ROW_NUM PERSON_ID DATE_OF_BIRTH RECORD_DATE DATA_SOURCE
1 A 1975-09-01 2020-05-18 GDPPR
2 A 1975-09-01 2021-01-03 GDPPR
3 A 1975-09-01 2023-08-09 GDPPR
4 B 1980-10-01 2022-10-02 GDPPR
7 A 1975-09-01 1995-04-14 HES APC
8 A 1975-09-01 2024-02-20 HES APC
10 B 1980-10-01 2023-12-13 HES APC
11 B 1981-04-11 2003-10-11 HES AE
12 B 1980-07-02 2015-01-02 HES AE
13 B 1981-03-09 2023-09-09 HES AE
14 A 1977-03-01 2010-09-01 HES OP
15 B 1982-05-02 2004-11-02 HES OP
16 A 1975-12-01 2023-06-01 SSNAP
17 A 1975-12-12 2023-06-12 SSNAP
18 A 1976-03-03 2023-09-03 SSNAP
19 A 1976-06-01 2023-12-01 SSNAP
20 A 1975-09-01 2022-01-01 Vaccine Status

For date of birth we prioritise data source > receny thus our final individual table for date of birth is hds_curated_assets__date_of_birth_individual_2024_04_25:

ROW_NUM PERSON_ID DATE_OF_BIRTH RECORD_DATE DATA_SOURCE
3 A 1975-09-01 2023-08-09 GDPPR
4 B 1980-10-01 2022-10-02 GDPPR

Ties

Conflicts can occur at the same record date at data sources that have the same priority index.
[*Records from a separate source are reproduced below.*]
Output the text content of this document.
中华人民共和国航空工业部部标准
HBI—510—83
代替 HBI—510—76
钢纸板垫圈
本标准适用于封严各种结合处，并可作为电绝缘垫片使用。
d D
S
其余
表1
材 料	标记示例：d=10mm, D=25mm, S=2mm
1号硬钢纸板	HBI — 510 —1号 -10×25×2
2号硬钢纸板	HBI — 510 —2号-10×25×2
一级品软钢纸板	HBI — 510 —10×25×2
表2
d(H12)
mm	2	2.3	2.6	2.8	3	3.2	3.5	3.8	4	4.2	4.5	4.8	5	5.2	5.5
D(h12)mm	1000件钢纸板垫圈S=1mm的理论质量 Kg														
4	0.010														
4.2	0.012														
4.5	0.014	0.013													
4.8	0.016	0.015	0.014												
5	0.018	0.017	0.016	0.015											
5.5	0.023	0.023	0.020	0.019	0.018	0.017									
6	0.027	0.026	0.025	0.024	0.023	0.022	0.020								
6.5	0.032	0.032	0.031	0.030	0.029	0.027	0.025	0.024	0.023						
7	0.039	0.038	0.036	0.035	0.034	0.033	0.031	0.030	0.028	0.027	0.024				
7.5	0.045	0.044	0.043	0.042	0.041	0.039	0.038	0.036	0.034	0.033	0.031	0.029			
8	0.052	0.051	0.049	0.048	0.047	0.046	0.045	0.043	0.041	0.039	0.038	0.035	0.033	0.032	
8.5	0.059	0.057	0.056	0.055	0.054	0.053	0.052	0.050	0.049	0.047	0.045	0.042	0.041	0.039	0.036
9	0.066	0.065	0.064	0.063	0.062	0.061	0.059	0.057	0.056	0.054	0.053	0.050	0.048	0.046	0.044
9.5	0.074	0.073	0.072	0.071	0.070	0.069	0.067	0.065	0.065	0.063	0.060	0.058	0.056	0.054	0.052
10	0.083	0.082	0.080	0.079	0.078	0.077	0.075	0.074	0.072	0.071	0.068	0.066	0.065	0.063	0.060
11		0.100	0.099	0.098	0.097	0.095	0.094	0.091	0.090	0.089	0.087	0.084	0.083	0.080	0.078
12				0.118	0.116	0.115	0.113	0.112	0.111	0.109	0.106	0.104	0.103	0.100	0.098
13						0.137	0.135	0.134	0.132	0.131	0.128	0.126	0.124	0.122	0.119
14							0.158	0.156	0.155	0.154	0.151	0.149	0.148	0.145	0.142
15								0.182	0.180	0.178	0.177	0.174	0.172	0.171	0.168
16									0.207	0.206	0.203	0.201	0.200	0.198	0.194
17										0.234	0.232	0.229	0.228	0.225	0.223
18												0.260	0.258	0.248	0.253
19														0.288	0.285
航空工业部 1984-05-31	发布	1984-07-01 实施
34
To maintain the one row per person requirement:

  • ties are flagged

  • all ties are pulled into an array

  • one record is randomly selected

Example

The following LSOA’s were found for Person A as at the most recent record date available for that person:

person_id lsoa record_date data_source
A E01000001 2020-05-18 GDPPR
A E01000002 2020-05-18 GDPPR

We randomly select one of the values, create a column that indicates this lsoa was picked from a conflict and retain the original conflicting lsoa’s in an array.

person_id lsoa record_date data_source lsoa_tie_flag lsoa_tie_values
A E01000002 2020-05-18 GDPPR 1 [E01000001, E01000002]

Need to know

Ties affect a very small % of persons once the selection algorithm has been applied. You should decide how you want to proceed with these. The random selection could be carried forward, the tie set to NULL or your own algorithm applied to select an appropriate value.


Demographics Table

Finally, we combine the indivdual tables for date of birth, sex, ethnicity and lsoa into one demographics table.

This table also maps lsoa to the appopriate region and IMD (2019) deciles and quintiles, contains a death flag and date of death and a gdppr flag and minimum gdppr record date.

person_id date_of_birth sex_code sex ethnicity_raw_code ethnicity_raw_description ethnicity_18_code ethnicity_18_group ethnicity_5_group lsoa region imd_decile imd_quintile death_flag date_of_death in_gdppr gdppr_min_date date_of_birth_tie_flag sex_tie_flag ethnicity_18_tie_flag ethnicity_5_tie_flag lsoa_tie_flag
A 1975-09-01 1 M 92461000000105 Pakistani or British Pakistani - ethnic category 2001 census (finding) J Pakistani Asian or Asian British E01000001 City of London 9 5 0   1 2020-01-01 0 0 0 0 1
B 1980-10-01 2 F A British A British White E01025616 East Midlands 7 4 0   1 2021-02-02 0 0 0 0 0
  • Note that there is a small group of people who have died but have no date of death.